Seeing Graphs in Smart Data Lakes

Data lakes are synonymous with Hadoop to many people grappling with the promise and the peril of big data. That’s not surprising, considering Hadoop’s unparalleled capability to gobble up petabytes of messy data. But for Barry Zane and other folks at Cambridge Semantics, data lakes are taking on a decidedly graph-like appearance.
Cambridge Semantics, which acquired Zane’s latest startup SPARQL City earlier this year, is beginning to talk about its concept of the smart data lake. The data lake concept is a well-worn one by now. The “smart” part, you may have guessed, owes to the semantic aspect of how the data is stored, how it’s connected to other data in the lake, and the way it impacts how people can extract meaningful information from it.
To Zane’s way of thinking, those who can get the most insights with the least amount of effort have an advantage. Of course, this has always been the case. But the telling part is the fact that Zane—who was founder and CTO of ParAccel (acquired by Actian) and a co-founder and VP of architecture at Netezza (acquired by IBM)–sees graph databases and graph analytic technology as the best way to get there for at least the next 10 years.

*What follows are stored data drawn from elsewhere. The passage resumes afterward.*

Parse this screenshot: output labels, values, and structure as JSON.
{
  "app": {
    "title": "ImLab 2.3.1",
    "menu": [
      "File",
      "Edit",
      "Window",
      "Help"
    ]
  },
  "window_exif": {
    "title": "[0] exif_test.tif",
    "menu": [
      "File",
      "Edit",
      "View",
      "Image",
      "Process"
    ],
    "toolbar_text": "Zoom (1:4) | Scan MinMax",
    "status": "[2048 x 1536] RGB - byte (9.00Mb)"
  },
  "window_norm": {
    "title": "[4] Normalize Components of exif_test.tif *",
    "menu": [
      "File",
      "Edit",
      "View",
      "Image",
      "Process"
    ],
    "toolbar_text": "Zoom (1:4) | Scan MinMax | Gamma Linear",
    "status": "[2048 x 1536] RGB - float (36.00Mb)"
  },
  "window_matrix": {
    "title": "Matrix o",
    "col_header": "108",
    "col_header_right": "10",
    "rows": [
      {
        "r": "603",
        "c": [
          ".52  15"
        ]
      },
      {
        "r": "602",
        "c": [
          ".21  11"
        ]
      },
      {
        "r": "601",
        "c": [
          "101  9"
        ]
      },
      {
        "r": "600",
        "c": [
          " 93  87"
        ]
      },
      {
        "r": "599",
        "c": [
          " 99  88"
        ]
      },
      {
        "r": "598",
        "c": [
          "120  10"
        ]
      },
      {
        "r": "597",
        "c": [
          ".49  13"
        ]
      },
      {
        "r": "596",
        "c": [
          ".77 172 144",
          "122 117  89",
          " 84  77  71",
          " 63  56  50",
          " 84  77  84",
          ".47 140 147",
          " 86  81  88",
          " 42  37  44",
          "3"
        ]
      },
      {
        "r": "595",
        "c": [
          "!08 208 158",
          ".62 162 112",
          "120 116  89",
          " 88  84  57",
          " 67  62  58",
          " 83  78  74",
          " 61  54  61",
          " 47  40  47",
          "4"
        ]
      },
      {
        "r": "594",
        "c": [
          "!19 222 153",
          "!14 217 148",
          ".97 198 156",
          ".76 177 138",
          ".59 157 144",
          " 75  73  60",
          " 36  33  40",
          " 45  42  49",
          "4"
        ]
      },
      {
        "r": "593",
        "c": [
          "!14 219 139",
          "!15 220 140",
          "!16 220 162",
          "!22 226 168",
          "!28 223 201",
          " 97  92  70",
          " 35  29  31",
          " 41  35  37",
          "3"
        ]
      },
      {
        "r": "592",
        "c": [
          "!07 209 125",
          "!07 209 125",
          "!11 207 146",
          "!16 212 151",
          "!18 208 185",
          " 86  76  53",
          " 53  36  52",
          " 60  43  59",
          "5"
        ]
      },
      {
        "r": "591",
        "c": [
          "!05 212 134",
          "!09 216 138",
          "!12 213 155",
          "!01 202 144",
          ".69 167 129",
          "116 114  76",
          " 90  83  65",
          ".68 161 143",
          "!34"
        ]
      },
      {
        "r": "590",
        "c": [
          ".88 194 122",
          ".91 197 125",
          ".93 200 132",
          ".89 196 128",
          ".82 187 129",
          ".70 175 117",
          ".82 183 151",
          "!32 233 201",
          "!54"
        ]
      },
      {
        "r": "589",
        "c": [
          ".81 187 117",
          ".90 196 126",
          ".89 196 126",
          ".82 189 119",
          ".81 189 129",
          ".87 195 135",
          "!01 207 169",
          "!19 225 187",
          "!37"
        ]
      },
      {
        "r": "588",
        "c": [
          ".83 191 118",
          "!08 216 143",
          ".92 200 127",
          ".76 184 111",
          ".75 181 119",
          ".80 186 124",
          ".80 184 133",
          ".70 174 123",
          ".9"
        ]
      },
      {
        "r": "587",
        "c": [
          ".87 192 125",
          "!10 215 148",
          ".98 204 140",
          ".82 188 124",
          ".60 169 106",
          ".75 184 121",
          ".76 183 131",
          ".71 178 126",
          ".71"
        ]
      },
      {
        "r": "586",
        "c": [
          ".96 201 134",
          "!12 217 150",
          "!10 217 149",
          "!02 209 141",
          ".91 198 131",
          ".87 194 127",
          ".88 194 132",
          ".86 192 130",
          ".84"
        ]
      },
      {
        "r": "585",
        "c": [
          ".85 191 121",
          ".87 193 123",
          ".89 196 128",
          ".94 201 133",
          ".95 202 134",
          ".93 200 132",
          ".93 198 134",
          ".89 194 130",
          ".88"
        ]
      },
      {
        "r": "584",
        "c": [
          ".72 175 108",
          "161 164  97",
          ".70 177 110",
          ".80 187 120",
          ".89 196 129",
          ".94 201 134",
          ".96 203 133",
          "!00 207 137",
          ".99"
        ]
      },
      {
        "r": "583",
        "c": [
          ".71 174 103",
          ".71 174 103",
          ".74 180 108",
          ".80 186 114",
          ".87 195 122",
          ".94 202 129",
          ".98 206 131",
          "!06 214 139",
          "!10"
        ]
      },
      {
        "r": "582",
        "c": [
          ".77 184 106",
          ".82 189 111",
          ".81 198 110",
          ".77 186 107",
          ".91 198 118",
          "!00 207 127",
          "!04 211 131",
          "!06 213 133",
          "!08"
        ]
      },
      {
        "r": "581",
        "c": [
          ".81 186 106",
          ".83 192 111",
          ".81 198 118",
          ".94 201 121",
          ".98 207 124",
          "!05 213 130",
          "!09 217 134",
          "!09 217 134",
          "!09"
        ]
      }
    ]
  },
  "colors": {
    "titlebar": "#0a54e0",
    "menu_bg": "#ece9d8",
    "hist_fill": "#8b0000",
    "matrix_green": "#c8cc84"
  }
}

“We strongly believe that this is an extremely effective approach, a future-proof approach,” Zane tells Datanami. “Just as Hadoop basically came of maturity because relational just wasn’t able to work with a certain class of question and wasn’t able to work at a certain scale, we pursue those classes of questions and scale using the graph standards, at an incredible cost and performance advantage, as compared to hiring programmers for every question and analytic you want to perform.”
From Relational to Graph

Barry Zane, vice president of engineering for Cambridge Semantics
Zane, who is Cambridge Semantics vice president of engineering, sees graph databases—such as the Anzo Graph Query Engine–as a natural evolution from relational databases, which he says have developed some pretty powerful analytic capabilities themselves over the past 40 years.
“Without a doubt what we’re doing is educated by learning from Netezza, educated from learning from ParAccel. So I really see it a just an evolution,” Zane says. “The difference is you’re able to ask more interesting question of your data. You’re able to find relationships that are otherwise nearly to impossible to find.”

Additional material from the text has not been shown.